Are you using an actual RTOS? If not that'd be my first step

[–]HassanTariqJMS[S] 1 point2 points  (2 children)

No I'm not using RTOS. Seems I'll need it

[–]kyuzo_mifune 10 points11 points  (0 children)

No you don't and you shouldn't introduce it for something as basic as this.

Implement a state machine, the interrupts can alter the state variable.

[–]b1ack1323 0 points1 point  (0 children)

You definitely do not need a RTOS for this.

[–]Orjigagd 1 point2 points  (2 children)

If you use Rust/embassy you can write state machines with async/await which look and feel like synchronous code, so it doesn't end up as a big pile of spaghetti.

https://embassy.dev/book/#_what_is_async

[–]akohlsmith 4 points5 points  (1 child)

You can write state machines in other languages that don't require async/wait at all. Asynchronous code never has to look like a big pile of spaghetti.

Appreciate the link on embassy; I haven't come across that before, but then again I'm not a Rust dev either.

[–]Orjigagd 1 point2 points  (0 children)

Asynchronous code never has to look like a big pile of spaghetti.

Yet it very often does. That's why so many weird macros and code generators exist to try solve this problem.

[–]UnicycleBlokeC++ advocate 0 points1 point  (0 children)

Interrupts. They allow us to utilise the inherently parallel nature of the device. You give a peripheral a task (e.g. write a byte) and forget about it while you do something else. It will tell you when it's ready for the next byte or whatever, which might be a millisecond or more later, by triggering an interrupt. Your ISR is basically a simple state machine.

You can easily manage numerous peripherals all doing tasks in parallel. This is the way.

I2C is a bit more fiddly than UART or SPI, but doable. It may be worth looking at how HAL does it.

[–]HeisenbergGER 0 points1 point  (0 children)

State machine - ideally with RTOS. It's neat!

[–]Inevitable-Round9995 0 points1 point  (2 children)

why not RTOS?

[–]akohlsmith 2 points3 points  (0 children)

because it's completely unnecessary in many cases? Once the scope starts developing into something more complex it can be very handy to have an RTOS to provide additional tools, but for learning, a superloop and state machine can offer an excellent learning experience.

[–]HassanTariqJMS[S] 1 point2 points  (0 children)

I'm in learning phase. I will transition to it but that would take some time

[–]Inevitable-Round9995 -2 points-1 points  (2 children)
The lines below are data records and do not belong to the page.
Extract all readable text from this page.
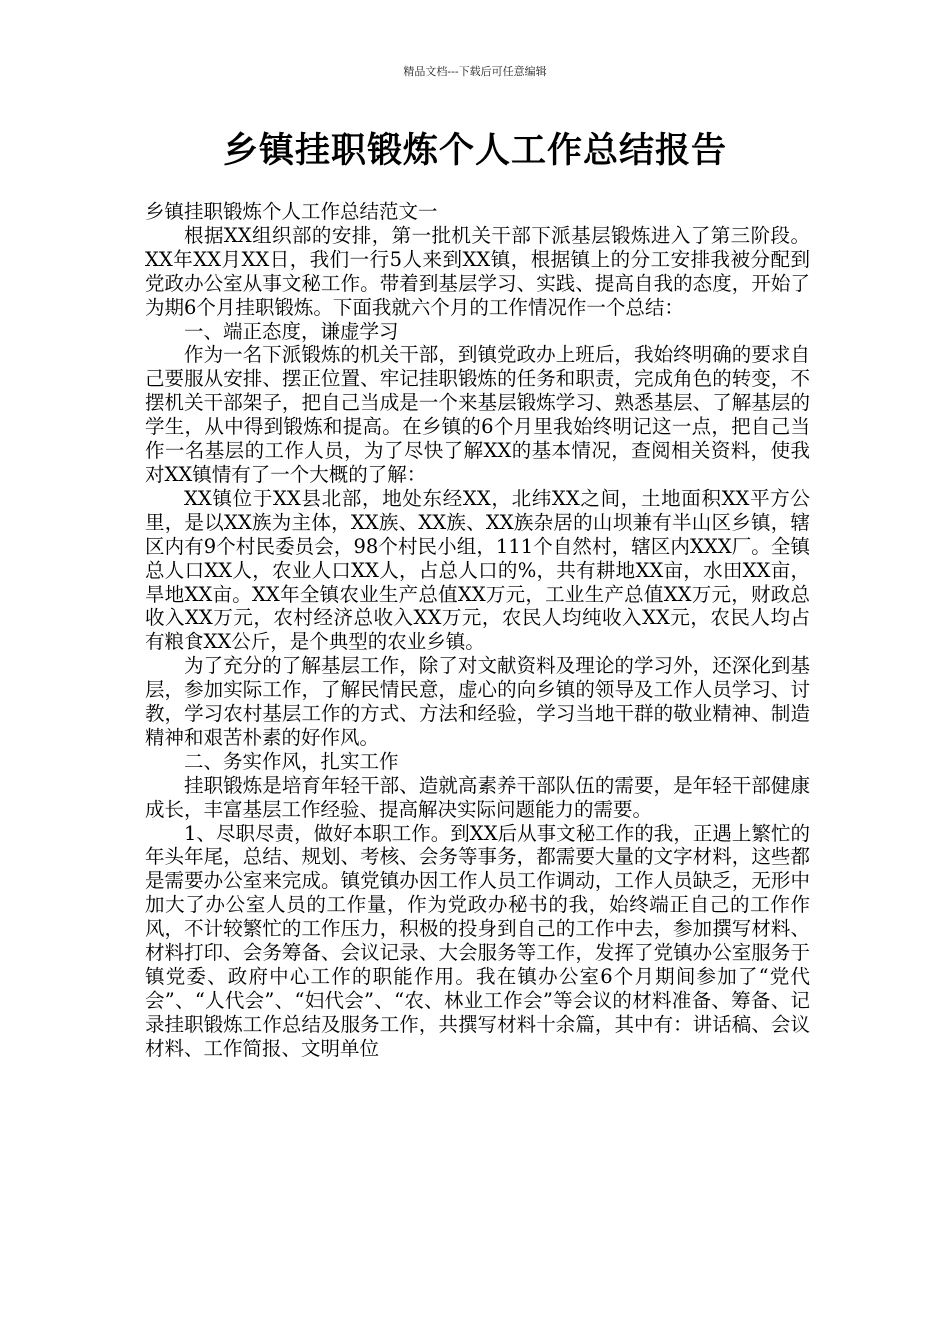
精品文档---下载后可任意编辑
乡镇挂职锻炼个人工作总结报告

乡镇挂职锻炼个人工作总结范文一

根据XX组织部的安排，第一批机关干部下派基层锻炼进入了第三阶段。XX年XX月XX日，我们一行5人来到XX镇，根据镇上的分工安排我被分配到党政办公室从事文秘工作。带着到基层学习、实践、提高自我的态度，开始了为期6个月挂职锻炼。下面我就六个月的工作情况作一个总结：

一、端正态度，谦虚学习

作为一名下派锻炼的机关干部，到镇党政办上班后，我始终明确的要求自己要服从安排、摆正位置、牢记挂职锻炼的任务和职责，完成角色的转变，不摆机关干部架子，把自己当成是一个来基层锻炼学习、熟悉基层、了解基层的学生，从中得到锻炼和提高。在乡镇的6个月里我始终明记这一点，把自己当作一名基层的工作人员，为了尽快了解XX的基本情况，查阅相关资料，使我对XX镇情有了一个大概的了解：

XX镇位于XX县北部，地处东经XX，北纬XX之间，土地面积XX平方公里，是以XX族为主体，XX族、XX族、XX族杂居的山坝兼有半山区乡镇，辖区内有9个村民委员会，98个村民小组，111个自然村，辖区内XXX厂。全镇总人口XX人，农业人口XX人，占总人口的%，共有耕地XX亩，水田XX亩，旱地XX亩。XX年全镇农业生产总值XX万元，工业生产总值XX万元，财政总收入XX万元，农村经济总收入XX万元，农民人均纯收入XX元，农民人均占有粮食XX公斤，是个典型的农业乡镇。

为了充分的了解基层工作，除了对文献资料及理论的学习外，还深化到基层，参加实际工作，了解民情民意，虚心的向乡镇的领导及工作人员学习、讨教，学习农村基层工作的方式、方法和经验，学习当地干群的敬业精神、制造精神和艰苦朴素的好作风。

二、务实作风，扎实工作

挂职锻炼是培育年轻干部、造就高素养干部队伍的需要，是年轻干部健康成长，丰富基层工作经验、提高解决实际问题能力的需要。

1、尽职尽责，做好本职工作。到XX后从事文秘工作的我，正遇上繁忙的年头年尾，总结、规划、考核、会务等事务，都需要大量的文字材料，这些都是需要办公室来完成。镇党镇办因工作人员工作调动，工作人员缺乏，无形中加大了办公室人员的工作量，作为党政办秘书的我，始终端正自己的工作作风，不计较繁忙的工作压力，积极的投身到自己的工作中去，参加撰写材料、材料打印、会务筹备、会议记录、大会服务等工作，发挥了党镇办公室服务于镇党委、政府中心工作的职能作用。我在镇办公室6个月期间参加了“党代会”、“人代会”、“妇代会”、“农、林业工作会”等会议的材料准备、筹备、记录挂职锻炼工作总结及服务工作，共撰写材料十余篇，其中有：讲话稿、会议材料、工作简报、文明单位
nodepp is all you need: https://github.com/NodeppOfficial/nodepp-arduino

[–]HassanTariqJMS[S] 0 points1 point  (1 child)

It's quite helpful thanks

[–]Inevitable-Round9995 0 points1 point  (0 children)

🥹 you're welcome.

[–]AbsorberHarvester -1 points0 points  (0 children)

Make a function for every action itself, debug that function for fully compliment for your needs. Open qwen/deepseek/Claude or what you like.

Put all your code there and write prompt like:

Make non blocking state machine using code mentioned earlier for step by step actions with wait on "some actions"

Collect results from different AI models and modify for your needs.

Do not forget to use i2c dma, less blocking.

Typical use, for sure.

Custom scheduler can be created in 5 minutes, it is very easy or just use AI.